Una mañana, por primera vez en muchos meses, Rufino se quedó dormido. Se había fascinado con la lectura de un extraño manualito que había comprado a un vendedor ambulante de libros usados, Devolver el alma al cuerpo. Tuvo pesadillas toda la noche y le dieron las ocho de la mañana en su catre. Se levantó de un brinco, se echó un poco de agua fría en la cara y salió corriendo hacia el mercado. Cuando llegó a la fonda, La Seño ya atendía a la clientela. Le dio instrucciones con voz plana y entre ambos cubrieron, como pudieron, los inevitables huecos causados en la rutina del changarro por la tardanza de él. No había masa de nixtamal suficiente, la dueña servía restos de atole que sobraron de la víspera y faltaban varios insumos más. Al final del día, ella le dijo:

–Ya no te quiero conmigo, Rufino. Andas robándole la ropa quién sabe a qué mujer y lees libros de brujería. Vete hoy mismo.

* * *

En una llanura del noreste, se acercó a Alvarado, quien permitía con desinterés que una solícita tlaxcalteca le cambiara los paños que cubrían las múltiples heridas sufridas en la amarga fuga de Tenochtitlan.

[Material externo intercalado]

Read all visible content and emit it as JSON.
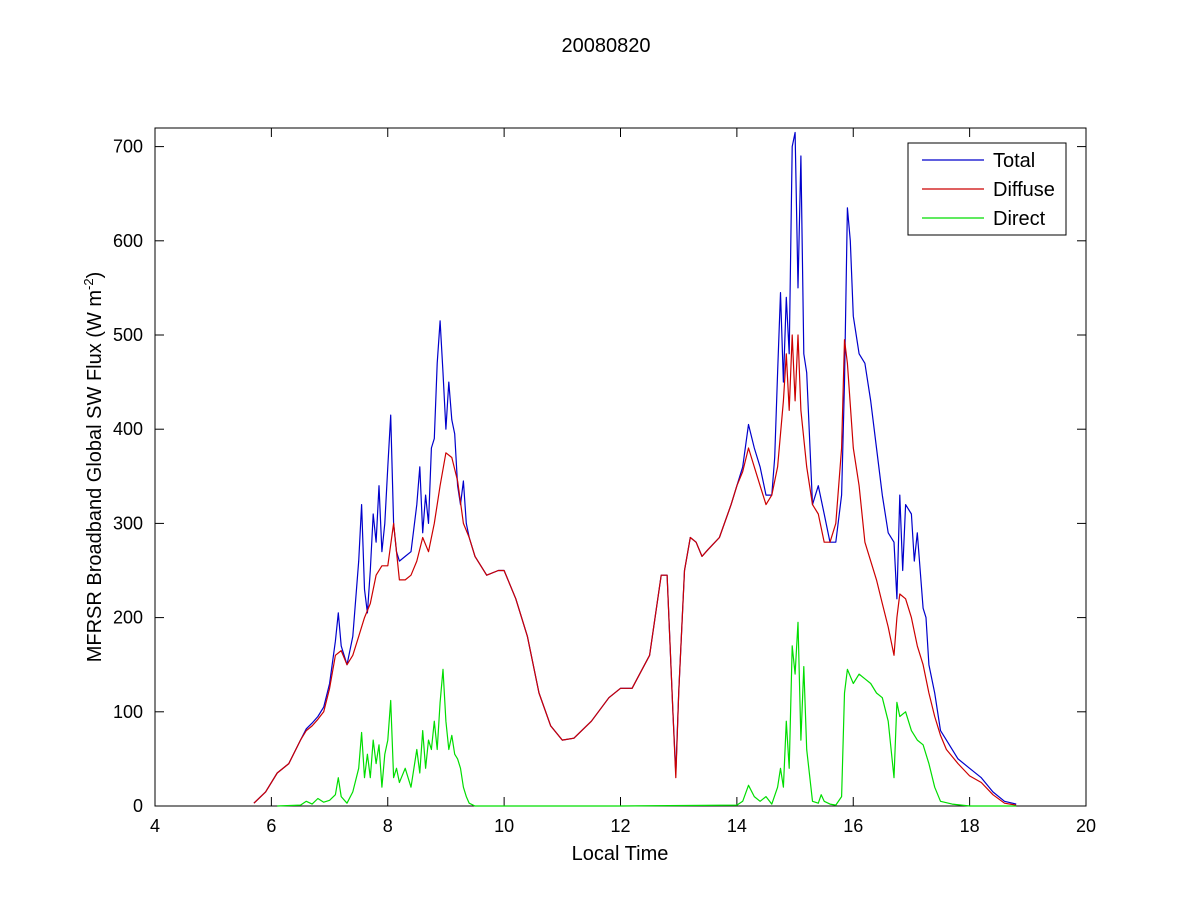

–Bien está eso –le dijo el Conquistador, señalando las curaciones–, que habremos de volver y capturar la plaza a sangre y hierro.

–Así ya lo tenemos emprendido –respondió el otro–. Sangre y hierro son lo mismo.

Ante la mirada de desconcierto de su capitán, el herido se explayó:

–Huele uno de estos tajos en mi carne y huele, luego, el orín rojizo que recubre a las armas cuando abandonadas son en el agua; olerás lo mismo.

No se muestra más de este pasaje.